The arrest came in the same week Britain ordered dozens of former military pilots to stop working in China or face prosecution on national security grounds under new laws. Australia is also investigating reports that some of its former fighter pilots have been approached to work in China.

An aviation source said the FBI wanted Duggan because of his work in China. His attorney, Dennis Miralis of Nyman, Gibson and Miralis, said he could not comment.

Duggan moved to Australia after a decade in the US military and started a business called Top Gun Tasmania, hiring ex-US and British military pilots to give tourists fighter jet rides, company records and aviation sources confirmed.

Duggan also flew ex-military aircraft at air shows in Australia, three pilots said.

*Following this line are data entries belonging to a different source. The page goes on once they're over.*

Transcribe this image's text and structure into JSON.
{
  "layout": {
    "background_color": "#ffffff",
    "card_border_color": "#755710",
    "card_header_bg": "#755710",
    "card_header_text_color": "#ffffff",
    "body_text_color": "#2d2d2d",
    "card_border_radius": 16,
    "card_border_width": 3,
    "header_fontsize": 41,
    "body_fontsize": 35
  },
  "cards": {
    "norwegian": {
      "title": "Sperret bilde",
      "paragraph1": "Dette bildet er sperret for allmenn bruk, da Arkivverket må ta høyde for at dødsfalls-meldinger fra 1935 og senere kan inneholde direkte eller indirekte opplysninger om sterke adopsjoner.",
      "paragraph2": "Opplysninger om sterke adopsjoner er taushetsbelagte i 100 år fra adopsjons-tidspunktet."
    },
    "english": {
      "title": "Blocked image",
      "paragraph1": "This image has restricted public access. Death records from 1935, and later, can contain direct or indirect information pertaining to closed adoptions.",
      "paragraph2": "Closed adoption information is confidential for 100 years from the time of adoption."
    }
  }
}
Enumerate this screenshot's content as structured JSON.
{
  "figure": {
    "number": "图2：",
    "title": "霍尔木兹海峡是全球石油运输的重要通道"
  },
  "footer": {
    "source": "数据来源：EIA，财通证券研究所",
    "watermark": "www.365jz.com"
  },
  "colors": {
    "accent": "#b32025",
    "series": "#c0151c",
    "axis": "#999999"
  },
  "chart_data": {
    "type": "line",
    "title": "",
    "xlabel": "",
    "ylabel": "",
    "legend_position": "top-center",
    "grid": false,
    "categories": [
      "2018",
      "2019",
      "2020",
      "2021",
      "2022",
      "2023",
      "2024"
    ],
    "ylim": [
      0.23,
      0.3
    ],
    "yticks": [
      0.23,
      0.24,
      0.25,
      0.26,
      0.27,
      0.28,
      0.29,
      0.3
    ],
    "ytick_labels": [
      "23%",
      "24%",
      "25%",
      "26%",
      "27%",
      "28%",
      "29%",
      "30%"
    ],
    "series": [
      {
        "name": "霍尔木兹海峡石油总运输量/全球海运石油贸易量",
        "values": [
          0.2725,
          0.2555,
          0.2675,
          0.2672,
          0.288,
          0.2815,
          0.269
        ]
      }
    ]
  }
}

Top Gun Tasmania’s website says Duggan flew Harrier jump jets in the US Marines and was an air combat instructor.

He moved to Beijing in 2014 and soon after sold Top Gun Tasmania for the company’s Australian show.

Duggan’s LinkedIn profile said he has been working in Qingdao, China, since 2017 as managing director of AVIBIZ Limited, which he described as a “comprehensive aviation consulting firm with a focus on China’s dynamic and fast-growing aviation industry.”

Hong Kong company records show AVIBIZ Limited was registered by Australian passport holder Daniel Edmund Duggan in 2017 and dissolved in 2020.

Duggan could not immediately be reached for comment.

Under Australia’s extradition treaty with the United States, the US government has 60 days to make an extradition request. The treaty allows for the extradition of Australian citizens.